First on stage is Gasoline Thrill who are a woman down this evening as guitarist Martha had to attend to a personal matter. Stepping up to the plate is Dave on guitar and you can tell the band aren’t particularly comfortable with the last minute line-up change. Gasoline Thrill play a sort of punk/hard rock hybrid that’s perfectly serviceable but they needed to bolster their songs with better choruses to give the audience something to latch onto. Their performance was a bit static as well. Vocalist and guitarist Samara began to loosen up as the set went on but the awkward request to get the audience to help sing a part of one of their songs with them was a bit of a strange one. I think most people in the audience were new to the band (as is generally the case with support acts) so the forced crowd participation just felt like the band were clutching at straws in a desperate attempt to win people over. I appreciate being the opening band on a bill is a tough gig, but Gasoline Thrill need to work on making their music more memorable and putting on an engaging performance.
Hearts Under Fire
It was apparent by the end of Hearts Under Fire’s first song why they were chosen as main support. The four ladies played an absolute stormer with their early Fall Out Boy-meets-Paramore shtick and their lead guitarist was just electric to watch. It was great to see such a young band attract some seriously dedicated fans who held onto every word of tonight’s performance. Hearts Under Fire are a seriously tight act with an enormous sound and it’s supported by an absolutely thrilling performance that made for some seriously intense viewing. It says a lot about the band that the moment they finished I rushed to the merch table and bought their EP. I can’t recommend Hearts Under Fire enough. Make sure you see them if they roll through your town in the near future.
It’s quite bizarre to think a band can be inactive for ten years and then come back and play a show and not even be in their thirties yet. Sugarcoma were incredibly young when they were originally active and it just goes to show how good their song-writing was that they can come back tonight (after walking on stage backed with the Jurassic Park theme no less) and get an audience singing and moshing.
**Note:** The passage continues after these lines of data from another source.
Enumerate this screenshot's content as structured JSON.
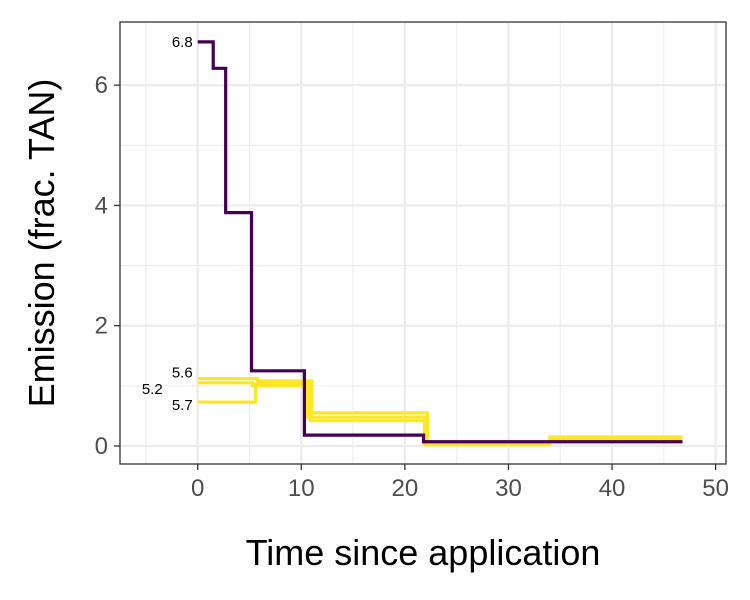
{
  "chart_data": {
    "type": "line",
    "title": "",
    "xlabel": "Time since application",
    "ylabel": "Emission (frac. TAN)",
    "xlim": [
      -7.5,
      51
    ],
    "ylim": [
      -0.3,
      7.05
    ],
    "x_ticks": [
      0,
      10,
      20,
      30,
      40,
      50
    ],
    "y_ticks": [
      0,
      2,
      4,
      6
    ],
    "x_minor_ticks": [
      -5,
      5,
      15,
      25,
      35,
      45
    ],
    "y_minor_ticks": [
      1,
      3,
      5
    ],
    "grid": true,
    "legend": "none",
    "step": "pre",
    "series": [
      {
        "label": "6.8",
        "color": "#440154",
        "x": [
          0,
          1.5,
          2.7,
          5.2,
          10.3,
          21.8,
          46.8
        ],
        "y": [
          6.72,
          6.28,
          3.88,
          1.25,
          0.18,
          0.07,
          0.07
        ]
      },
      {
        "label": "5.6",
        "color": "#FDE725",
        "x": [
          0,
          5.8,
          11.0,
          22.2,
          34.0,
          46.8
        ],
        "y": [
          1.12,
          1.08,
          0.55,
          0.05,
          0.15,
          0.15
        ]
      },
      {
        "label": "5.2",
        "color": "#FDE725",
        "x": [
          0,
          5.3,
          10.6,
          21.9,
          34.0,
          46.8
        ],
        "y": [
          1.05,
          1.0,
          0.48,
          0.03,
          0.12,
          0.12
        ]
      },
      {
        "label": "5.7",
        "color": "#FDE725",
        "x": [
          0,
          5.6,
          10.9,
          22.0,
          34.0,
          46.8
        ],
        "y": [
          0.73,
          1.03,
          0.42,
          0.02,
          0.1,
          0.1
        ]
      }
    ]
  }
}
Sugarcoma might not have been the biggest band in the world but it’s clear they had fans that truly cared about them and when ‘What Goes Around’ kicks in the energy in the room ignites. This was a celebration of a band people really missed and there were some great surprises like the inclusion of ‘Bridges’ and ‘Goodbye Reality’ from the band’s 2004 demo. ‘Bridges’ was particularly special in that it really showcased what a brilliant vocalist Jess actually is as she ventured out of her usual range into something a bit higher which was fascinating to see. There was a bit of an awkward inclusion of ‘Zero Star’ without the rhythm section which resulted in the harmonies sounding off, but this was the only real disappointment of the evening. Sugarcoma’s farewell show felt like a proper send off and it was apparent that the band were doing it simply because they enjoy playing rock music and not because they were trying to make a quick buck like so many “reunion” shows tend to be. Farewell Sugarcoma and thanks for the memories.